We can see from the air how the land shapes us—how forms of the land, such as mountains or streams, allows us shape our activities to it. For millenia, human activity was shaped by the land—we built roads that curve around the mountains and cross the valleys, we farmed in the rich fertile flood lands, and we built towns sheltered from the winter storms in small valleys. Our homes, using natural materials, took on the same look of the landscape. Evidence of this land-shaped activity is still visible from the air—while flying across the US Southwest, for example, the rivers determine where people live, the mountains determine how people drive, etc. This concept of being shaped by the land also extends to other activity: the changing of the seasons determined what we ate, how we lived, etc.
But more and more evidence shows that this balance, living in the shape of the land, is no longer present in our current society. In fact, scientists are calling our current geological era the anthropocene, describing our own massive ecological and geological impact on the planet. When you are flying in the air, you can see results of this anthropocene clearly. The land is carved up into a checkerboard; the square, which very rarely appears in nature, holds dominance. A patchwork of perfect rectangular rows dominate agrarian landscapes. City landscapes, too, are seen from the air at night as a square lattice of lights upon a black backdrop. Humans like to build angles…we use patterns not typified in nature to distance ourselves from it. We also have taken to shaping the lands more and more for our own purposes. When I flew over the Appalachians of West Virginia last summer, mountaintop removal was obvious and visible. This is serious reshaping of the land for our purposes, at the expense of other life.
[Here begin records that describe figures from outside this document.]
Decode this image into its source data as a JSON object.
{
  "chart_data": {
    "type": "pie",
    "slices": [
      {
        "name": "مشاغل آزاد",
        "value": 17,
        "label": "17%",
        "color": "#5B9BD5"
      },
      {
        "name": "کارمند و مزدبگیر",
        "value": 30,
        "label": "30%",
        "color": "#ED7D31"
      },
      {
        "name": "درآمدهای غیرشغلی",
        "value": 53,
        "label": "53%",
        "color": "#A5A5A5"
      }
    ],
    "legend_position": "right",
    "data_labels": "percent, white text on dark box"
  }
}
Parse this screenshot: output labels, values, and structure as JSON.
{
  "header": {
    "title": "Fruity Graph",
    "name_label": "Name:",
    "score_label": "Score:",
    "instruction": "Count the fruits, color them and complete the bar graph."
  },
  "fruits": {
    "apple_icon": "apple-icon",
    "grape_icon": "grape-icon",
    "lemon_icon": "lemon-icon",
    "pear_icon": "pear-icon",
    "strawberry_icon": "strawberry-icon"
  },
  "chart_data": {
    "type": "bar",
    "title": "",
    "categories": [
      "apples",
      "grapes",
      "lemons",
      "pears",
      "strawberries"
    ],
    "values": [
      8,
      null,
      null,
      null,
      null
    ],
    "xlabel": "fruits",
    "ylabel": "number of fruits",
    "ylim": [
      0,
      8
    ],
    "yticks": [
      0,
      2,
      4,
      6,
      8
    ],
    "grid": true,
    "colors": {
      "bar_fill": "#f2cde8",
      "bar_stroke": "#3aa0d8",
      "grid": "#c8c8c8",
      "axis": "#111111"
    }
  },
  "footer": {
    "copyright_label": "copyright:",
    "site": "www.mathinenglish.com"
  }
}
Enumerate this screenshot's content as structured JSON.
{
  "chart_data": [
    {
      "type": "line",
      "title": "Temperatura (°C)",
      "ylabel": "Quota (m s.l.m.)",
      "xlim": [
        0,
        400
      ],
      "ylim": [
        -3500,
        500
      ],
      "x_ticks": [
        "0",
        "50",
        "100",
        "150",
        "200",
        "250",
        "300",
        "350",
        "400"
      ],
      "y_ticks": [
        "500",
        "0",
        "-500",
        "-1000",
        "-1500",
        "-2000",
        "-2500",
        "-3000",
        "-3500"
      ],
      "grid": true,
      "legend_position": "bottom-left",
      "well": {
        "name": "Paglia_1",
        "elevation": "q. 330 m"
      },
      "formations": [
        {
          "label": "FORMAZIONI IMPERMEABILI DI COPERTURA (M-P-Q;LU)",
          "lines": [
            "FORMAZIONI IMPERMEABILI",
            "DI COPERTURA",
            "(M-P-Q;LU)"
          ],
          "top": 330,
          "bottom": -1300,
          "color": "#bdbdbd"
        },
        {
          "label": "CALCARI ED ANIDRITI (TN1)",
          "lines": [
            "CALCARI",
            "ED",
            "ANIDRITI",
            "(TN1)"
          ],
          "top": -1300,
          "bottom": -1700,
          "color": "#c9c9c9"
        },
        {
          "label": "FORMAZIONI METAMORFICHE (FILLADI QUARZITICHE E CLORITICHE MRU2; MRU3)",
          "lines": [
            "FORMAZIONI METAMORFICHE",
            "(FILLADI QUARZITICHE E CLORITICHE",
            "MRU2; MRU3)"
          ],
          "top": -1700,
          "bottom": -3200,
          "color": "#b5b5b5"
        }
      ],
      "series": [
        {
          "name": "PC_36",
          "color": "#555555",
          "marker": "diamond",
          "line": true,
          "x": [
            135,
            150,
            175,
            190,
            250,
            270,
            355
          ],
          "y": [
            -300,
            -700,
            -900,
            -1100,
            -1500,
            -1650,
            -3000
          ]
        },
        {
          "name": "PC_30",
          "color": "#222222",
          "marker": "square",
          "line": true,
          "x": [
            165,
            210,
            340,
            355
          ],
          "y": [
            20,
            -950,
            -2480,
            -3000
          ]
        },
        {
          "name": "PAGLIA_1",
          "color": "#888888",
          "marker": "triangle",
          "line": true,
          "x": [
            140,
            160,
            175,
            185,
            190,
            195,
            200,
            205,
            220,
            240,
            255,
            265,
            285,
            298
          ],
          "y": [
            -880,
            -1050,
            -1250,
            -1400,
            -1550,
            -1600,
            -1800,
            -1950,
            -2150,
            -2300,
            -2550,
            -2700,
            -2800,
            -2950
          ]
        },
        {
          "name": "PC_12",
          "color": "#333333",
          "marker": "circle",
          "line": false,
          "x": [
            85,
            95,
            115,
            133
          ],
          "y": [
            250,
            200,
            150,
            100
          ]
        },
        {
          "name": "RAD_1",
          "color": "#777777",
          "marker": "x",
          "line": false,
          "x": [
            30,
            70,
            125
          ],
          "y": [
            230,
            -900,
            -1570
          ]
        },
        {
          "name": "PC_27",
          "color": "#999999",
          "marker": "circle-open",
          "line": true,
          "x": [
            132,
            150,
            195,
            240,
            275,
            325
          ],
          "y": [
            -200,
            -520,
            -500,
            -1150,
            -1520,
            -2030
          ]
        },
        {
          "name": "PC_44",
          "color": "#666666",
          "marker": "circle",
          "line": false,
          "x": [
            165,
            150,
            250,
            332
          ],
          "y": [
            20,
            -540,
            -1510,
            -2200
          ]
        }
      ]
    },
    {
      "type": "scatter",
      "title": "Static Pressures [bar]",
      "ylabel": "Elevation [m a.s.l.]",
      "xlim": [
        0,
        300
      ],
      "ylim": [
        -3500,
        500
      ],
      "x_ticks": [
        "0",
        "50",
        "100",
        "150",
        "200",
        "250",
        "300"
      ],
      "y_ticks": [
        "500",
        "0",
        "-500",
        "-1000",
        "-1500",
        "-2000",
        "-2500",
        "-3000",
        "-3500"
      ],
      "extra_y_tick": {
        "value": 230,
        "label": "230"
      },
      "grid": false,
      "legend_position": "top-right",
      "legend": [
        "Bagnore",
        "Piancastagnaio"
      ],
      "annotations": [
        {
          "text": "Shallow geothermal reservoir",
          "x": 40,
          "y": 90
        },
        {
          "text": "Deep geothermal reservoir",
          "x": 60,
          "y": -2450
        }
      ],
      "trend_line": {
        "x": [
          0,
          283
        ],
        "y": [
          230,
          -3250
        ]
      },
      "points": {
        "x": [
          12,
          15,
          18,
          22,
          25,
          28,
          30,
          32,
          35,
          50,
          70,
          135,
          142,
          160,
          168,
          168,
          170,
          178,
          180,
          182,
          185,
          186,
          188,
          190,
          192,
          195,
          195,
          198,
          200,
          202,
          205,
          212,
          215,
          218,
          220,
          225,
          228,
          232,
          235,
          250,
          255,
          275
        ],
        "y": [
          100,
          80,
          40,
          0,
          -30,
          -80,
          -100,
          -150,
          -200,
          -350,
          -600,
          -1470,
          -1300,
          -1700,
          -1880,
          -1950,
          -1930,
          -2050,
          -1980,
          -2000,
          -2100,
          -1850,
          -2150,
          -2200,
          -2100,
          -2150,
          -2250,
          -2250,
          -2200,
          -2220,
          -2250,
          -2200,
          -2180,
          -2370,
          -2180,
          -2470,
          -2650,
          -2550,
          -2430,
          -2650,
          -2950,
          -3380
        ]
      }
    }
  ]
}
So what does this mean, this shaping? I would argue how we shape and are shaped is an important consideration for living in a nature-oriented framework. Natural building techniques, which I recently blogged about, use curves and other shapes that emerge naturally. One principle in permaculture is using natural shapes—the spiral, the leaf pattern—for our own building and living practices. Permaculture also emphasizes observation of nature and working with what is already at a site rather than shaping that site to your whim. What happens when we work with natural shapes, natural spaces, in harmony? What happens when we cease attempting to bend the land to our will, but rather, allow our wills to bend to the land? What happens when our landscapes are shaped to privilege nature rather than privilege ourselves? Transformation happens.
*As a note: I have to fly 2-3 times a year for my job (although I use other transportation when I can). Its not an idea situation, and certainly not a sustainable activity. I do pay to offset my carbon for my flights, but this hardly seems like enough.
In Colchester we have a place called Abbeyfields. These fields used to be places where crops and cattle were kept in Celtic times (2000 years ago). The fields have been cut so that they are gentle curving slopes rather then the squares we see today. Such was the type of buildings the Celts used that the archaeologists have had trouble with even their advanced tools to find any trace of the buildings the Celts lived in there.